As is the case whenever I speak, I opened up the conversation to the questions and concerns of the audience.
One member (bravely pictured with me, above) mentioned that often she has trouble controlling her face during meetings—to the point that her boss has begun calling her in ahead of time and giving her whatever kooky news there might be so she has time to get her face in order.
Is it possible this has happened to you?
On the other end of the spectrum, of course, are the people with RBF. Or, in politer terms, faces so impassive they appear disengaged/angry.
Have people commented on this with you?
Regardless of which end of the spectrum you fall into (and if you don’t know, now’s the time to ask around…) here are a few tips for a good “listening face”
The first thing to ensure is that it looks alive (Note: we have 43 muscles in our face and only 8 of them are used for smiling….That means you have a lot of muscles left to wake up.)
How can you wake up these muscles? I recommend the pumpkin/raisin face exercise: first, you make your face as big as a jack o’ lantern, then you make it as small as a raisin. (See me doing it, below; my ‘raisin’ is a little off. It always makes me laugh)

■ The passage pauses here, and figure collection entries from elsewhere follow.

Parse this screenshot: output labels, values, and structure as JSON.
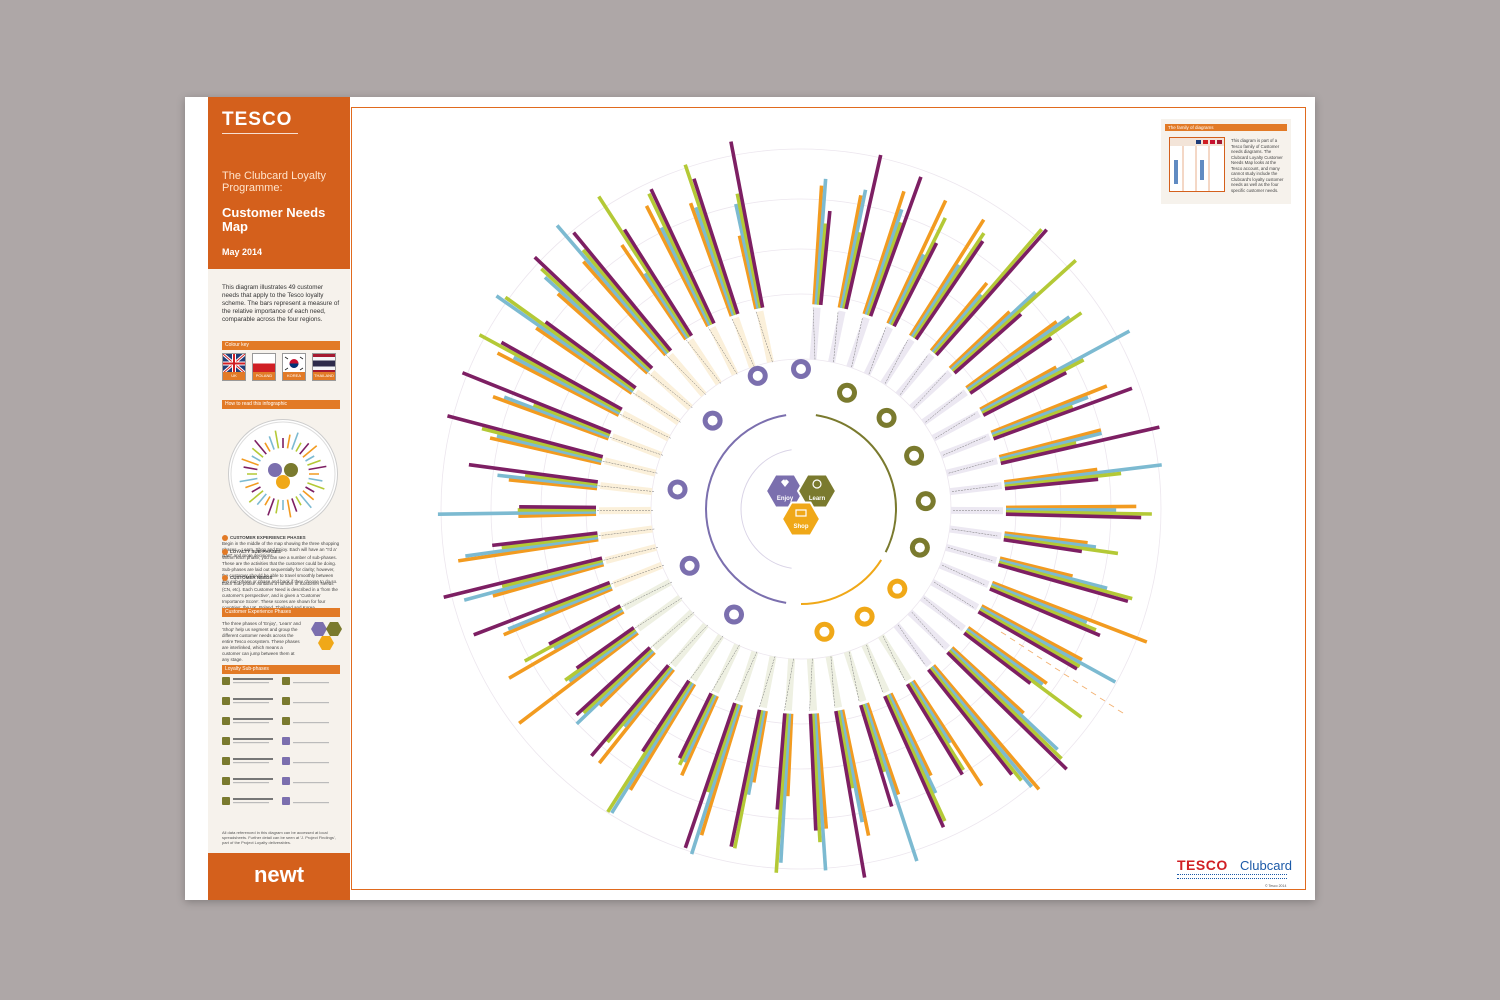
{
  "sidebar": {
    "brand": "TESCO",
    "subtitle_1": "The Clubcard Loyalty Programme:",
    "subtitle_2": "Customer Needs Map",
    "date": "May 2014",
    "intro": "This diagram illustrates 49 customer needs that apply to the Tesco loyalty scheme. The bars represent a measure of the relative importance of each need, comparable across the four regions.",
    "colour_key_title": "Colour key",
    "flags": [
      {
        "label": "UK",
        "colors": [
          "#1f3d7a",
          "#d01f24",
          "#ffffff"
        ]
      },
      {
        "label": "POLAND",
        "colors": [
          "#ffffff",
          "#d01f24"
        ]
      },
      {
        "label": "KOREA",
        "colors": [
          "#ffffff",
          "#c8102e",
          "#003478"
        ]
      },
      {
        "label": "THAILAND",
        "colors": [
          "#a51931",
          "#f4f5f8",
          "#2d2a4a"
        ]
      }
    ],
    "how_to_title": "How to read this infographic",
    "legend": [
      {
        "title": "CUSTOMER EXPERIENCE PHASES",
        "text": "Begin in the middle of the map showing the three shopping phases – Learn, Shop and Enjoy. Each will have an \"I'd a' start\" and more decisions."
      },
      {
        "title": "LOYALTY SUB-PHASES",
        "text": "Within each phase, you can see a number of sub-phases. These are the activities that the customer could be doing. Sub-phases are laid out sequentially for clarity; however, the customer should be able to travel smoothly between any sub-phase or phase and back if they choose to do so."
      },
      {
        "title": "CUSTOMER NEEDS",
        "text": "Each Sub-phase contains a number of Customer Needs (CN, etc). Each Customer Need is described in a 'from the customer's perspective', and is given a 'Customer Importance Score'. These scores are shown for four countries: the UK, Poland, Thailand and Korea."
      }
    ],
    "phases_title": "Customer Experience Phases",
    "phases_text": "The three phases of 'Enjoy', 'Learn' and 'Shop' help us segment and group the different customer needs across the entire Tesco ecosystem. These phases are interlinked, which means a customer can jump between them at any stage.",
    "subphases_title": "Loyalty Sub-phases",
    "fine_print": "All data referenced in this diagram can be accessed at local spreadsheets. Further detail can be seen at 'J. Project Findings', part of the Project Loyalty deliverables.",
    "footer_logo": "newt"
  },
  "family": {
    "title": "The family of diagrams",
    "text": "This diagram is part of a Tesco family of Customer needs diagrams. The Clubcard Loyalty Customer Needs Map looks at the Tesco account, and many cannot study include the Clubcard's loyalty customer needs as well as the four specific customer needs."
  },
  "center": {
    "phases": [
      "Enjoy",
      "Learn",
      "Shop"
    ],
    "colors": {
      "enjoy": "#7b6fae",
      "learn": "#7a7a2e",
      "shop": "#f0a818"
    }
  },
  "series_colors": {
    "uk": "#7cbad1",
    "poland": "#b4c936",
    "korea": "#7d1f63",
    "thailand": "#f29b20"
  },
  "footer_brand": {
    "tesco": "TESCO",
    "clubcard": "Clubcard",
    "copyright": "© Tesco 2014"
  }
}
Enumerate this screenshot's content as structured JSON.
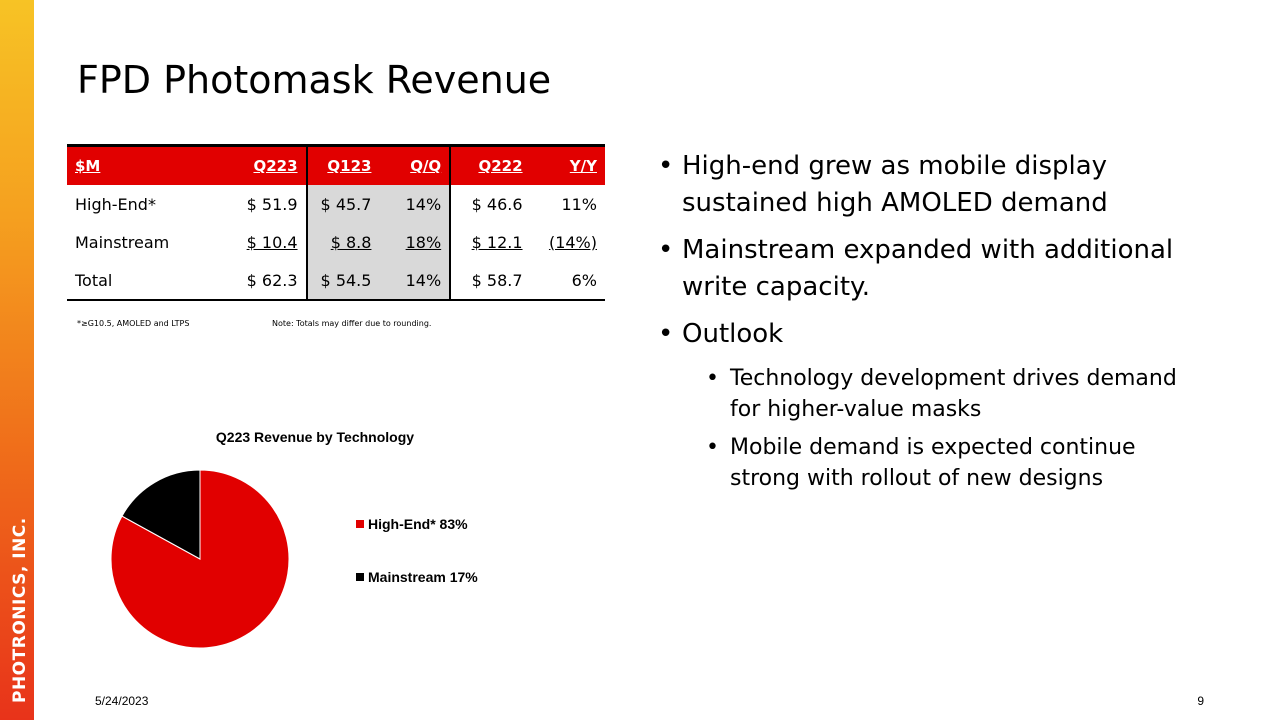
{
  "brand": {
    "side_text": "PHOTRONICS, INC.",
    "colors": {
      "accent": "#e10000",
      "gradient_top": "#f7c325",
      "gradient_bottom": "#e8331a"
    }
  },
  "title": "FPD Photomask Revenue",
  "table": {
    "headers": [
      "$M",
      "Q223",
      "Q123",
      "Q/Q",
      "Q222",
      "Y/Y"
    ],
    "rows": [
      [
        "High-End*",
        "$ 51.9",
        "$ 45.7",
        "14%",
        "$ 46.6",
        "11%"
      ],
      [
        "Mainstream",
        "$ 10.4",
        "$ 8.8",
        "18%",
        "$ 12.1",
        "(14%)"
      ],
      [
        "Total",
        "$ 62.3",
        "$ 54.5",
        "14%",
        "$ 58.7",
        "6%"
      ]
    ]
  },
  "footnotes": {
    "left": "*≥G10.5, AMOLED and LTPS",
    "right": "Note: Totals may differ due to rounding."
  },
  "bullets": {
    "b1": "High-end grew as mobile display sustained high AMOLED demand",
    "b2": "Mainstream expanded with additional write capacity.",
    "b3": "Outlook",
    "s1": "Technology development drives demand for higher-value masks",
    "s2": "Mobile demand is expected continue strong with rollout of new designs"
  },
  "chart_data": {
    "type": "pie",
    "title": "Q223 Revenue by Technology",
    "slices": [
      {
        "label": "High-End*",
        "value": 83,
        "display": "83%",
        "color": "#e10000"
      },
      {
        "label": "Mainstream",
        "value": 17,
        "display": "17%",
        "color": "#000000"
      }
    ],
    "legend": "right"
  },
  "footer": {
    "date": "5/24/2023",
    "page": "9"
  }
}
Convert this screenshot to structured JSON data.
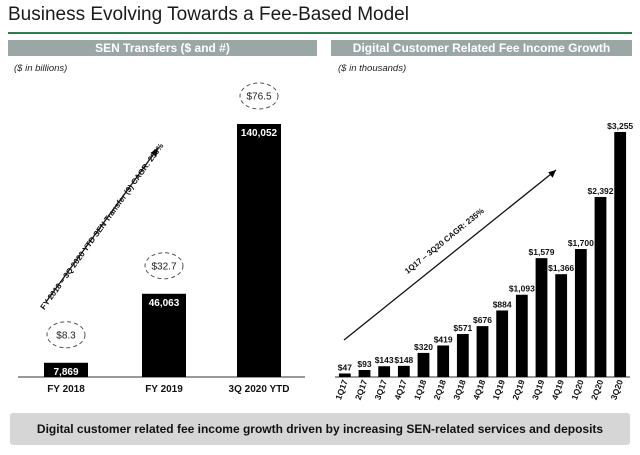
{
  "title": "Business Evolving Towards a Fee-Based Model",
  "footer": "Digital customer related fee income growth driven by increasing SEN-related services and deposits",
  "colors": {
    "bar": "#000000",
    "header": "#9aa7a5",
    "accent_line": "#2e7d4f",
    "footer_bg": "#d6d6d6"
  },
  "chart_data": [
    {
      "type": "bar",
      "title": "SEN Transfers ($ and #)",
      "units": "($ in billions)",
      "categories": [
        "FY 2018",
        "FY 2019",
        "3Q 2020 YTD"
      ],
      "series": [
        {
          "name": "# of SEN Transfers",
          "values": [
            7869,
            46063,
            140052
          ],
          "labels": [
            "7,869",
            "46,063",
            "140,052"
          ]
        },
        {
          "name": "SEN Transfer $ (billions)",
          "values": [
            8.3,
            32.7,
            76.5
          ],
          "labels": [
            "$8.3",
            "$32.7",
            "$76.5"
          ]
        }
      ],
      "annotation": "FY 2018 – 3Q 2020 YTD SEN Transfer ($) CAGR: 256%",
      "ylim": [
        0,
        150000
      ]
    },
    {
      "type": "bar",
      "title": "Digital Customer Related Fee Income Growth",
      "units": "($ in thousands)",
      "categories": [
        "1Q17",
        "2Q17",
        "3Q17",
        "4Q17",
        "1Q18",
        "2Q18",
        "3Q18",
        "4Q18",
        "1Q19",
        "2Q19",
        "3Q19",
        "4Q19",
        "1Q20",
        "2Q20",
        "3Q20"
      ],
      "values": [
        47,
        93,
        143,
        148,
        320,
        419,
        571,
        676,
        884,
        1093,
        1579,
        1366,
        1700,
        2392,
        3255
      ],
      "labels": [
        "$47",
        "$93",
        "$143",
        "$148",
        "$320",
        "$419",
        "$571",
        "$676",
        "$884",
        "$1,093",
        "$1,579",
        "$1,366",
        "$1,700",
        "$2,392",
        "$3,255"
      ],
      "annotation": "1Q17 – 3Q20 CAGR: 235%",
      "ylim": [
        0,
        3300
      ]
    }
  ]
}
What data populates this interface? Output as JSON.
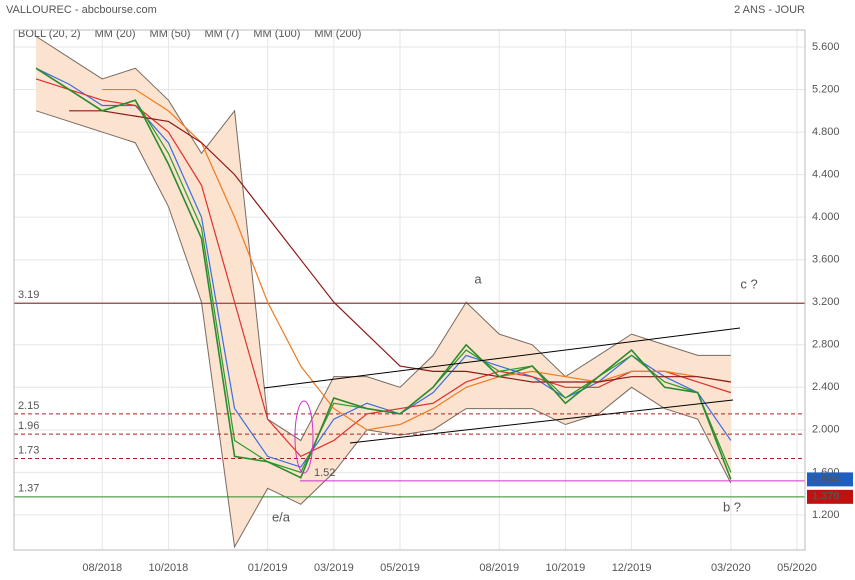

Because I don’t recommend sitting in meetings looking like a pumpkin or a raisin, I also want to make you aware of “Smizing”: smiling using only your eyes. Really. It’s a thing. Check the clip.
As you can see, there is more to having a great listening face than meets the eye (literally) which is why—during my Montana presentation—I floated the idea of “Facemasters”: people sitting in circles, assessing and working on their listening faces.
Let me know if you want to join.
Ultimately—ideally– you want to end up with what I refer to as “pleasant expectant face”, because people are more likely to share their ideas/talents/concerns with you if you look like you are interested in what they are about to say.